Quali sono i servizi che supportano lo sviluppo di questi nuovi spazi della ristorazione?
Sicuramente la prenotazione in digitale e anche la scelta del menu, oltre al pagamento, flusso tutto gestito in digitale, consente di evitare le code e di ottimizzare spazi e tempi, anche a favore della qualità del tempo trascorso nel locale.
Anche tutto il back office e la preparazione degli alimenti, con le nuove tecnologie, consentono di aumentare la produttività dei ristoranti. Si arriva sino al caso estremo di un brand russo in franchising che ha circa 700 punti vendita, Dodo Pizza, dove le telecamere all’interno del punto vendita consentono di vedere online i negozi e gli iscritti alla piattaforma possono monitorare tutto: offerte, tempi di attesa, delivery prodotti ecc.
Questo porta a ripensare i ristoranti con spazi non per la sola consumazione ma dove sarà possibile realizzare aree di attesa per l’asporto o per una consumazione veloce.

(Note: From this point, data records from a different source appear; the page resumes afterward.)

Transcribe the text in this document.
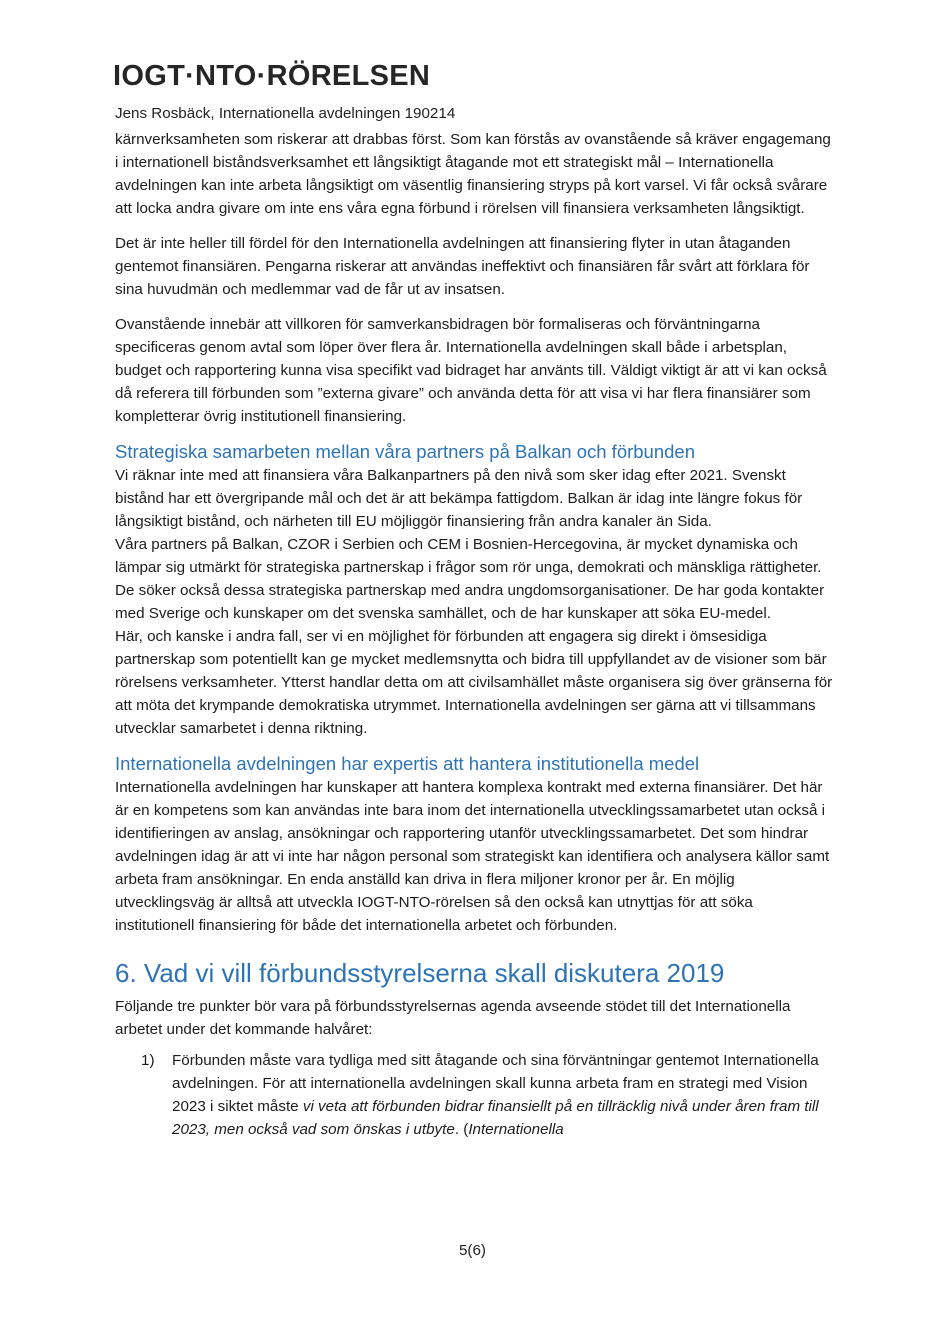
IOGT·NTO·RÖRELSEN
Jens Rosbäck, Internationella avdelningen 190214

kärnverksamheten som riskerar att drabbas först. Som kan förstås av ovanstående så kräver engagemang i internationell biståndsverksamhet ett långsiktigt åtagande mot ett strategiskt mål – Internationella avdelningen kan inte arbeta långsiktigt om väsentlig finansiering stryps på kort varsel. Vi får också svårare att locka andra givare om inte ens våra egna förbund i rörelsen vill finansiera verksamheten långsiktigt.

Det är inte heller till fördel för den Internationella avdelningen att finansiering flyter in utan åtaganden gentemot finansiären. Pengarna riskerar att användas ineffektivt och finansiären får svårt att förklara för sina huvudmän och medlemmar vad de får ut av insatsen.

Ovanstående innebär att villkoren för samverkansbidragen bör formaliseras och förväntningarna specificeras genom avtal som löper över flera år. Internationella avdelningen skall både i arbetsplan, budget och rapportering kunna visa specifikt vad bidraget har använts till. Väldigt viktigt är att vi kan också då referera till förbunden som ”externa givare” och använda detta för att visa vi har flera finansiärer som kompletterar övrig institutionell finansiering.

Strategiska samarbeten mellan våra partners på Balkan och förbunden

Vi räknar inte med att finansiera våra Balkanpartners på den nivå som sker idag efter 2021. Svenskt bistånd har ett övergripande mål och det är att bekämpa fattigdom. Balkan är idag inte längre fokus för långsiktigt bistånd, och närheten till EU möjliggör finansiering från andra kanaler än Sida.

Våra partners på Balkan, CZOR i Serbien och CEM i Bosnien-Hercegovina, är mycket dynamiska och lämpar sig utmärkt för strategiska partnerskap i frågor som rör unga, demokrati och mänskliga rättigheter. De söker också dessa strategiska partnerskap med andra ungdomsorganisationer. De har goda kontakter med Sverige och kunskaper om det svenska samhället, och de har kunskaper att söka EU-medel.

Här, och kanske i andra fall, ser vi en möjlighet för förbunden att engagera sig direkt i ömsesidiga partnerskap som potentiellt kan ge mycket medlemsnytta och bidra till uppfyllandet av de visioner som bär rörelsens verksamheter. Ytterst handlar detta om att civilsamhället måste organisera sig över gränserna för att möta det krympande demokratiska utrymmet. Internationella avdelningen ser gärna att vi tillsammans utvecklar samarbetet i denna riktning.

Internationella avdelningen har expertis att hantera institutionella medel

Internationella avdelningen har kunskaper att hantera komplexa kontrakt med externa finansiärer. Det här är en kompetens som kan användas inte bara inom det internationella utvecklingssamarbetet utan också i identifieringen av anslag, ansökningar och rapportering utanför utvecklingssamarbetet. Det som hindrar avdelningen idag är att vi inte har någon personal som strategiskt kan identifiera och analysera källor samt arbeta fram ansökningar. En enda anställd kan driva in flera miljoner kronor per år. En möjlig utvecklingsväg är alltså att utveckla IOGT-NTO-rörelsen så den också kan utnyttjas för att söka institutionell finansiering för både det internationella arbetet och förbunden.

6. Vad vi vill förbundsstyrelserna skall diskutera 2019

Följande tre punkter bör vara på förbundsstyrelsernas agenda avseende stödet till det Internationella arbetet under det kommande halvåret:

1) Förbunden måste vara tydliga med sitt åtagande och sina förväntningar gentemot Internationella avdelningen. För att internationella avdelningen skall kunna arbeta fram en strategi med Vision 2023 i siktet måste vi veta att förbunden bidrar finansiellt på en tillräcklig nivå under åren fram till 2023, men också vad som önskas i utbyte. (Internationella
5(6)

Questi temi, la digitalizzazione dei servizi e la differenziazione dell’offerta, che erano già in rapida evoluzione, sono stati accelerati dall’emergenza di questi giorni. Ora si attende un ritorno alla normalità per capire quali nuovi bisogni sono nati da questo shock planetario.
Francesco Pupillo. laureato in Economia all'Università Cattolica di Milano, è entrato a far parte di Reed MIDEM nel 2009 come direttore vendite senior per i mercati Mipim e Mapic, prima di essere promosso, nel 2016, a vicedirettore degli eventi Mapic, sviluppandone il marchio, in particolare con il lancio di eventi regionali a Milano, Mosca, Shanghai e Mumbai. Francesco Pupillo ha inoltre partecipato alla creazione di Mapic Food, avvenuta nel 2018, ed è show director della nuova edizione The Happetite & Leisure Up.